Enabling DFA breaks ASCII case insensitivity

alexkornitzer opened this issue · 4 comments

It appears that enabling dfa will stop ascii_case_insensitive from working, or are these two features intended to be mutally exclusive?

The below code will fail with dfa set to true, but will pass with it set to false.

extern crate aho_corasick;

use aho_corasick::AhoCorasickBuilder;

fn main() {
    let patterns = &["Samwise"];
    let haystack = "SAMWISE.abcd";

    let ac = AhoCorasickBuilder::new()
        .ascii_case_insensitive(true)
        .dfa(true)
        .build(patterns);
    let mat = ac.find(haystack).expect("should have a match");
    assert_eq!("SAMWISE", &haystack[mat.start()..mat.end()]);
}

Apologies in advanced if this is in the docs and I am just being unobservant.

Oof. This was a nasty bug. Thank you for reporting it. There was an issue building the equivalence classes during NFA construction, and those are only used via DFA matching. This bug is fixed in aho-corasick 0.7.7. If you want to work around it without upgrading, then you could disable byte classes via byte_classes(false), but I'd recommend upgrading if you can. :-)

Ah amazing, thanks for the rapid turnaround, super happy this is a bug and not intended behaviour (would have made my life hell :P). Will be updating straight away as DFA shaves of a considerable amount of time in my tagging engine!

I think that has fixed case_insensitive in RegexBuilder from the regex crate too, which I assume uses dfa by default?

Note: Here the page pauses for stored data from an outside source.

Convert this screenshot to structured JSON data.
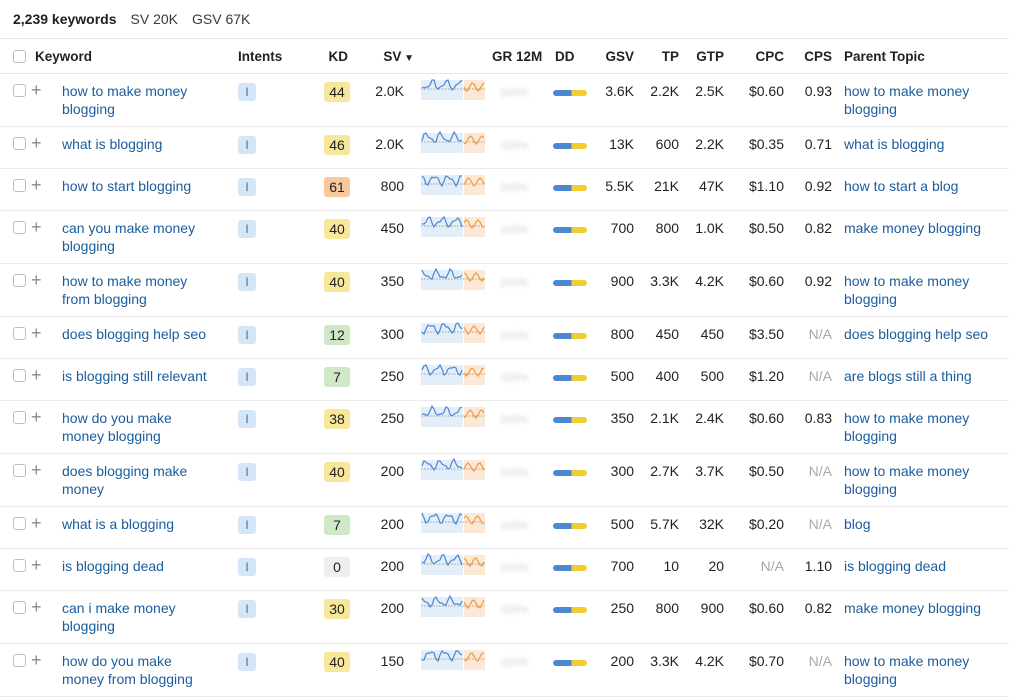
{
  "summary": {
    "keywords": "2,239 keywords",
    "sv": "SV 20K",
    "gsv": "GSV 67K"
  },
  "headers": {
    "keyword": "Keyword",
    "intents": "Intents",
    "kd": "KD",
    "sv": "SV",
    "gr": "GR 12M",
    "dd": "DD",
    "gsv": "GSV",
    "tp": "TP",
    "gtp": "GTP",
    "cpc": "CPC",
    "cps": "CPS",
    "parent": "Parent Topic"
  },
  "icons": {
    "plus": "plus-icon",
    "sort": "sort-down-icon"
  },
  "colors": {
    "link": "#1a5c9e",
    "kd_low": "#cfe9c8",
    "kd_mid": "#f7e79a",
    "kd_high": "#f8c79a",
    "kd_zero": "#eeeeee",
    "spark_blue": "#4a88d0",
    "spark_orange": "#ef9a3c"
  },
  "rows": [
    {
      "keyword": [
        "how to make money",
        "blogging"
      ],
      "intent": "I",
      "kd": "44",
      "sv": "2.0K",
      "gr": "100%",
      "gsv": "3.6K",
      "tp": "2.2K",
      "gtp": "2.5K",
      "cpc": "$0.60",
      "cps": "0.93",
      "parent": [
        "how to make money",
        "blogging"
      ]
    },
    {
      "keyword": [
        "what is blogging"
      ],
      "intent": "I",
      "kd": "46",
      "sv": "2.0K",
      "gr": "100%",
      "gsv": "13K",
      "tp": "600",
      "gtp": "2.2K",
      "cpc": "$0.35",
      "cps": "0.71",
      "parent": [
        "what is blogging"
      ]
    },
    {
      "keyword": [
        "how to start blogging"
      ],
      "intent": "I",
      "kd": "61",
      "sv": "800",
      "gr": "100%",
      "gsv": "5.5K",
      "tp": "21K",
      "gtp": "47K",
      "cpc": "$1.10",
      "cps": "0.92",
      "parent": [
        "how to start a blog"
      ]
    },
    {
      "keyword": [
        "can you make money",
        "blogging"
      ],
      "intent": "I",
      "kd": "40",
      "sv": "450",
      "gr": "100%",
      "gsv": "700",
      "tp": "800",
      "gtp": "1.0K",
      "cpc": "$0.50",
      "cps": "0.82",
      "parent": [
        "make money blogging"
      ]
    },
    {
      "keyword": [
        "how to make money",
        "from blogging"
      ],
      "intent": "I",
      "kd": "40",
      "sv": "350",
      "gr": "100%",
      "gsv": "900",
      "tp": "3.3K",
      "gtp": "4.2K",
      "cpc": "$0.60",
      "cps": "0.92",
      "parent": [
        "how to make money",
        "blogging"
      ]
    },
    {
      "keyword": [
        "does blogging help seo"
      ],
      "intent": "I",
      "kd": "12",
      "sv": "300",
      "gr": "100%",
      "gsv": "800",
      "tp": "450",
      "gtp": "450",
      "cpc": "$3.50",
      "cps": "N/A",
      "parent": [
        "does blogging help seo"
      ]
    },
    {
      "keyword": [
        "is blogging still relevant"
      ],
      "intent": "I",
      "kd": "7",
      "sv": "250",
      "gr": "100%",
      "gsv": "500",
      "tp": "400",
      "gtp": "500",
      "cpc": "$1.20",
      "cps": "N/A",
      "parent": [
        "are blogs still a thing"
      ]
    },
    {
      "keyword": [
        "how do you make",
        "money blogging"
      ],
      "intent": "I",
      "kd": "38",
      "sv": "250",
      "gr": "100%",
      "gsv": "350",
      "tp": "2.1K",
      "gtp": "2.4K",
      "cpc": "$0.60",
      "cps": "0.83",
      "parent": [
        "how to make money",
        "blogging"
      ]
    },
    {
      "keyword": [
        "does blogging make",
        "money"
      ],
      "intent": "I",
      "kd": "40",
      "sv": "200",
      "gr": "100%",
      "gsv": "300",
      "tp": "2.7K",
      "gtp": "3.7K",
      "cpc": "$0.50",
      "cps": "N/A",
      "parent": [
        "how to make money",
        "blogging"
      ]
    },
    {
      "keyword": [
        "what is a blogging"
      ],
      "intent": "I",
      "kd": "7",
      "sv": "200",
      "gr": "100%",
      "gsv": "500",
      "tp": "5.7K",
      "gtp": "32K",
      "cpc": "$0.20",
      "cps": "N/A",
      "parent": [
        "blog"
      ]
    },
    {
      "keyword": [
        "is blogging dead"
      ],
      "intent": "I",
      "kd": "0",
      "sv": "200",
      "gr": "100%",
      "gsv": "700",
      "tp": "10",
      "gtp": "20",
      "cpc": "N/A",
      "cps": "1.10",
      "parent": [
        "is blogging dead"
      ]
    },
    {
      "keyword": [
        "can i make money",
        "blogging"
      ],
      "intent": "I",
      "kd": "30",
      "sv": "200",
      "gr": "100%",
      "gsv": "250",
      "tp": "800",
      "gtp": "900",
      "cpc": "$0.60",
      "cps": "0.82",
      "parent": [
        "make money blogging"
      ]
    },
    {
      "keyword": [
        "how do you make",
        "money from blogging"
      ],
      "intent": "I",
      "kd": "40",
      "sv": "150",
      "gr": "100%",
      "gsv": "200",
      "tp": "3.3K",
      "gtp": "4.2K",
      "cpc": "$0.70",
      "cps": "N/A",
      "parent": [
        "how to make money",
        "blogging"
      ]
    }
  ]
}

@alexkornitzer The regex crate is a bit more complicated. It doesn't actually use the ascii_case_insensitive option from this crate. It should, but more analysis work is required to take advantage of it. (regex does Unicode case insensitivity by default, so using ascii_case_insensitive would only work when Unicode is disabled or if ASCII case insensitivity and Unicode case insensitivity would lead to the same result in some specific circumstances.)